The ILO explained that the lost hours worked show the scale of decreased employment, both due to lowering working time while maintaining employment and complete job losses.

“The balance of the two years of the coronavirus crisis on a global scale may reach up to 125 million full-time jobs lost. This means that the global number of hours worked will drop by 4.3 percent; this decrease will amount to 3.4 percent in G-20 countries and 2.7 percent in the EU,” the report explained.

It was noted that only 9 out of 189 countries in the world will increase the number of worked hours by the end of 2021 compared to the same time period before the pandemic. The world leader? None other than Norway, which will increase its hours worked by 4.5 percent compared to the fourth quarter of 2019.

“In 2020, Poland’s decrease in hours worked was only 2.1 percent and was the lowest in the entire EU and third-lowest globally,” he said.

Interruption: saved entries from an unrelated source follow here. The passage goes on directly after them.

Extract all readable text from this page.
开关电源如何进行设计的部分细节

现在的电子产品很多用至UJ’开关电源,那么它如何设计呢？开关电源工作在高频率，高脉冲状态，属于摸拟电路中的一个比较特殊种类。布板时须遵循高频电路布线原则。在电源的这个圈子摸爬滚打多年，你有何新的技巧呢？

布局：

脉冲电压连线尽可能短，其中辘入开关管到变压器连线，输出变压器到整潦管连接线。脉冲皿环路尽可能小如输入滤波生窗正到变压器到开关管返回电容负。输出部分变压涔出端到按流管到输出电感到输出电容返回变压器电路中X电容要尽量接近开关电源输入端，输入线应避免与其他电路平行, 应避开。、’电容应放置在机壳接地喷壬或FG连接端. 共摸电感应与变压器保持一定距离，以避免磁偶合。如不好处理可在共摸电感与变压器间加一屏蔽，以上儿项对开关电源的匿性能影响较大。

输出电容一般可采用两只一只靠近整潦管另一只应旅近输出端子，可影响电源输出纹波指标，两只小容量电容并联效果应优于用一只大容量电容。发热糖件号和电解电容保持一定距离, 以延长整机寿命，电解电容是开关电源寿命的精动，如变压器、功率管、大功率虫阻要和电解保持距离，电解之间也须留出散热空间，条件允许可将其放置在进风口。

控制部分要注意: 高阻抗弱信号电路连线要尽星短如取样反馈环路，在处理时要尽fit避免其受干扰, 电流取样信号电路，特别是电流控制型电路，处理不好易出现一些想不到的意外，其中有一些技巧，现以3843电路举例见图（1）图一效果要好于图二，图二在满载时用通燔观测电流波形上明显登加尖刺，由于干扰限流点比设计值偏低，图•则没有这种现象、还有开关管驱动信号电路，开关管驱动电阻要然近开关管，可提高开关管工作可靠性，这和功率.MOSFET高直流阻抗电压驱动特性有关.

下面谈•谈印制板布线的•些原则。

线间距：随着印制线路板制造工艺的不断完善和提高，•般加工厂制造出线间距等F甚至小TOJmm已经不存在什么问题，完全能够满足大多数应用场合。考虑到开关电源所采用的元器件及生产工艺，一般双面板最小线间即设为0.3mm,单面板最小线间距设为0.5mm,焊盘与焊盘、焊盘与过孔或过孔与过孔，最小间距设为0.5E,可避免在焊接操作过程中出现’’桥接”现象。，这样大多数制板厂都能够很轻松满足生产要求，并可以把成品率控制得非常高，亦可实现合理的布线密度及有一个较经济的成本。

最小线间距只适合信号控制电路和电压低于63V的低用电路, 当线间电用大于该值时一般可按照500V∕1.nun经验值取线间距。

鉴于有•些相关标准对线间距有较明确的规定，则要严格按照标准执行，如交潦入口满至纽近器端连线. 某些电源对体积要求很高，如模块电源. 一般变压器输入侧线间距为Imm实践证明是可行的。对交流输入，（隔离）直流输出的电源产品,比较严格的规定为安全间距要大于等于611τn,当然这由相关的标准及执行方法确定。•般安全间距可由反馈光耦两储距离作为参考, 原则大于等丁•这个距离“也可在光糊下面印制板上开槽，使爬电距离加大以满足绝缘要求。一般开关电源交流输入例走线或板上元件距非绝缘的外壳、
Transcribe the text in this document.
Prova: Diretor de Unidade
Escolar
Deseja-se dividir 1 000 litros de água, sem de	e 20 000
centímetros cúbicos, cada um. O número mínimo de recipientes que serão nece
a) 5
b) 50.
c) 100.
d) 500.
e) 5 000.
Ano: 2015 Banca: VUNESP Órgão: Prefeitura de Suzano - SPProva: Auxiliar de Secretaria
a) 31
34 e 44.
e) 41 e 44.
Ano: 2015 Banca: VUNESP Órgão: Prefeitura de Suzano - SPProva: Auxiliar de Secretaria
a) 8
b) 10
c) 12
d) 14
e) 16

Kubisiak underscored that the latest ILO forecast predicts that Poland’s hours worked will increase by 2.4 percent by the end of 2021. He added that, apart from Poland, only two other EU states (Croatia and Slovenia) have a positive balance when it comes to hours worked compared to the period from before the pandemic.

ILO analysts explained that countries with high or medium-high income – i.e., the ones with better access to vaccines – experienced a job market reconstruction. The situation in other countries either has not seen such obvious improvement or they are still noting drops in hours worked.

One of the elements analyzed in the report was the impact of financial packages, which were introduced to shield the job market from the crisis.

According to International Monetary Fund estimates, the global totality of these packages is worth USD 16.9 trillion; 86 percent of these funds were concentrated in developed economies.